Meine Kollegen fragten statt dessen, wie die Rabbiner, allesamt Koryphäen für jüdisches Leben, denn den Holocaust und den Antisemitismus so sehen. Mehrfach. Dass der britische Vertreter so freundlich war darauf hinzuweisen, dass man hier keine Konferenz zu Fehlleistungen von Nichtjuden abgehalten hätte, hat ihm auch nicht weiter geholfen.

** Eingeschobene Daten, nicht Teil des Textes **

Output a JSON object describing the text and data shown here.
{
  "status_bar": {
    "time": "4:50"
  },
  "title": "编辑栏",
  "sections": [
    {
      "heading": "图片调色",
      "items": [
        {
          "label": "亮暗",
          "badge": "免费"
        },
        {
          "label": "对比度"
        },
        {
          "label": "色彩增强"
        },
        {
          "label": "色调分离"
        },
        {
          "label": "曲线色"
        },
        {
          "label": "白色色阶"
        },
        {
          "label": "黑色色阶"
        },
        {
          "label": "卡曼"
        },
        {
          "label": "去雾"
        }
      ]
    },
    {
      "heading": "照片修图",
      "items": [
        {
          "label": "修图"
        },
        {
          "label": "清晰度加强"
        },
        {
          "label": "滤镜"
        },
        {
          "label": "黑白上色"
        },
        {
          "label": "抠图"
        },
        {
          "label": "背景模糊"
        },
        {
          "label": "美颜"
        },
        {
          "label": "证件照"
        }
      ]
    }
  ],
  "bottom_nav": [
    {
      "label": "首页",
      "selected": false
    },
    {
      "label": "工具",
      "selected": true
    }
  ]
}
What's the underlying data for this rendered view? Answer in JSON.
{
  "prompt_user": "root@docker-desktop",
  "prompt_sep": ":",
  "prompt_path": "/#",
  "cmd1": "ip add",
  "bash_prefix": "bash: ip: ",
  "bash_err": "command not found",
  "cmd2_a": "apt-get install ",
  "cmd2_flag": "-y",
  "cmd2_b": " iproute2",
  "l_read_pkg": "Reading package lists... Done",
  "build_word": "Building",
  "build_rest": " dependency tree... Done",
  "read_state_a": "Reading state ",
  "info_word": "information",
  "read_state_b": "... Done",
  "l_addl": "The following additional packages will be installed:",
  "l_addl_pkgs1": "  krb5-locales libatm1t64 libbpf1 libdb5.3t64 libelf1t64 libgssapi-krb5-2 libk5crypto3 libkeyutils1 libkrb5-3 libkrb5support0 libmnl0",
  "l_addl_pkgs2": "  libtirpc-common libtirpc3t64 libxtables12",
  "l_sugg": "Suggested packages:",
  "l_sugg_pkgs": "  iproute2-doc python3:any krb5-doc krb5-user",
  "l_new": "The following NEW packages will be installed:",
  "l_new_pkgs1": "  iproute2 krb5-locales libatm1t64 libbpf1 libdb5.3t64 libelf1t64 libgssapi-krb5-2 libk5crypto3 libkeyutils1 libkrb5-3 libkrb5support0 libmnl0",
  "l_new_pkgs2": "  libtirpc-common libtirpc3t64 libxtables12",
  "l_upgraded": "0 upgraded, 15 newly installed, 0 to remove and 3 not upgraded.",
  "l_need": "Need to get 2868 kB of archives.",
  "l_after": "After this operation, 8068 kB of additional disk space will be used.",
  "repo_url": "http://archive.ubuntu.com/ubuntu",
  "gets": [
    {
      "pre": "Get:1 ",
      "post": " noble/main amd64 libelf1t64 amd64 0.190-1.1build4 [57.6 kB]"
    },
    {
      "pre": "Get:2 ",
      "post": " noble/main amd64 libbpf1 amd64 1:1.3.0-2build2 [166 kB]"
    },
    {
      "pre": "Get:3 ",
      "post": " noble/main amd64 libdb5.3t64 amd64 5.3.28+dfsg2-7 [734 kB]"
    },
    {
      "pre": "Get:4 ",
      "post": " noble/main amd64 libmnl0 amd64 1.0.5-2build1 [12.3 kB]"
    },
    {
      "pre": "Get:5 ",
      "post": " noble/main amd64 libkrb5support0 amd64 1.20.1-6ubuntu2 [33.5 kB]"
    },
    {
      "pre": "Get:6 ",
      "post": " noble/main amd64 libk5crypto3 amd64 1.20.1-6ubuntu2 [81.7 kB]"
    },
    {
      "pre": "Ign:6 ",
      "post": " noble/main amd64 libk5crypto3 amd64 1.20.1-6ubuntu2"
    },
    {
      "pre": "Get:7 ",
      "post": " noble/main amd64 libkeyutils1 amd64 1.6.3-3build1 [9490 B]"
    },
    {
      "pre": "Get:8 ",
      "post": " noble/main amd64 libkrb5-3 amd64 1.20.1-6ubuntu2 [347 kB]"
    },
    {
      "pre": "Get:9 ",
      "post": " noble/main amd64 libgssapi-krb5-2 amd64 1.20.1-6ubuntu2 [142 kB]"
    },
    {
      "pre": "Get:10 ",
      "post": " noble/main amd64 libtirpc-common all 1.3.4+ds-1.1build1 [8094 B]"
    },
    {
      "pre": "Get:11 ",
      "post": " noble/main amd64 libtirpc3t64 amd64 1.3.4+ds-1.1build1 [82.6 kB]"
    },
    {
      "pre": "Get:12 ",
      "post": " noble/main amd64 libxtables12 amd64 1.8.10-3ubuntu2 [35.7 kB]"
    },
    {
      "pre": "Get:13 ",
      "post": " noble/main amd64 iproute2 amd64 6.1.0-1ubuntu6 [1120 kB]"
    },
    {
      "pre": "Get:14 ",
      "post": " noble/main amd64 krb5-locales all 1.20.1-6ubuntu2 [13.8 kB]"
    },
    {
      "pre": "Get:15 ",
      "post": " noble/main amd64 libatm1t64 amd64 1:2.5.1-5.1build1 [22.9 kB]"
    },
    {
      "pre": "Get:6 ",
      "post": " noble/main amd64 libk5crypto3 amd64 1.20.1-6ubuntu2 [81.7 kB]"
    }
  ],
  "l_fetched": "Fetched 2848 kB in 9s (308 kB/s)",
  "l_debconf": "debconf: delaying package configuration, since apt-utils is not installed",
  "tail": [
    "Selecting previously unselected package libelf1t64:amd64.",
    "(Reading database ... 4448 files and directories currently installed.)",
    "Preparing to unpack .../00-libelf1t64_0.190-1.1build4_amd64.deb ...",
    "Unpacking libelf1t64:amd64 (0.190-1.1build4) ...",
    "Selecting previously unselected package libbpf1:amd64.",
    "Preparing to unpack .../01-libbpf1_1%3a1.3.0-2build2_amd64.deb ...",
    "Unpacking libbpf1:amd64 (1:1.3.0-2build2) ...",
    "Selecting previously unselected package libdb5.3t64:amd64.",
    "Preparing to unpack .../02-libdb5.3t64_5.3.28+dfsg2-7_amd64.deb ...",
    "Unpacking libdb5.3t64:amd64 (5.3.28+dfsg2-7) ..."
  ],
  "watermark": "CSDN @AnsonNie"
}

Auf diesem Punkt wurde so lang herumgeritten, bis die Rabbiner sagten, dass sie Antisemitismus ablehnen und der Holocaust in Erinnerung bleiben sollte, aber die Scheidungen…
Dreimal dürfen Sie raten, welche Nachricht die nichtjüdischen Medien verbreiteten:
RABBINER WARNEN VOR DEM ERSTARKEN DES ANTISEMITISMUS IN DEUTSCHLAND
Wie gesagt, ich war dabei und habe einen – meines Erachtens entzückenden – Beitrag darüber gemacht, dass das Judentum Scheidungen explizit vorsieht, einige Strömungen da auch enorm moderne Ansätze haben und die uns umgebende, christlich geprägte Gesellschaft unter besonderer Berücksichtigung nicht ganz fremder Wurzeln der Religionen vielleicht ja das ein oder andere Kluge von den Rabbinern mitnehmen könnte. Es war angesichts des sonstigen Medienechos ziemlich egal, aber gemacht habe ich es: Weil der Antisemitismus nicht das Thema der Rabbiner war und weil es extrem ätzend ist, eine Minderheit mit aller Gewalt auf einen einzigen Aspekt zurück zu prügeln, den sie sich weder ausgesucht hat, noch haben will.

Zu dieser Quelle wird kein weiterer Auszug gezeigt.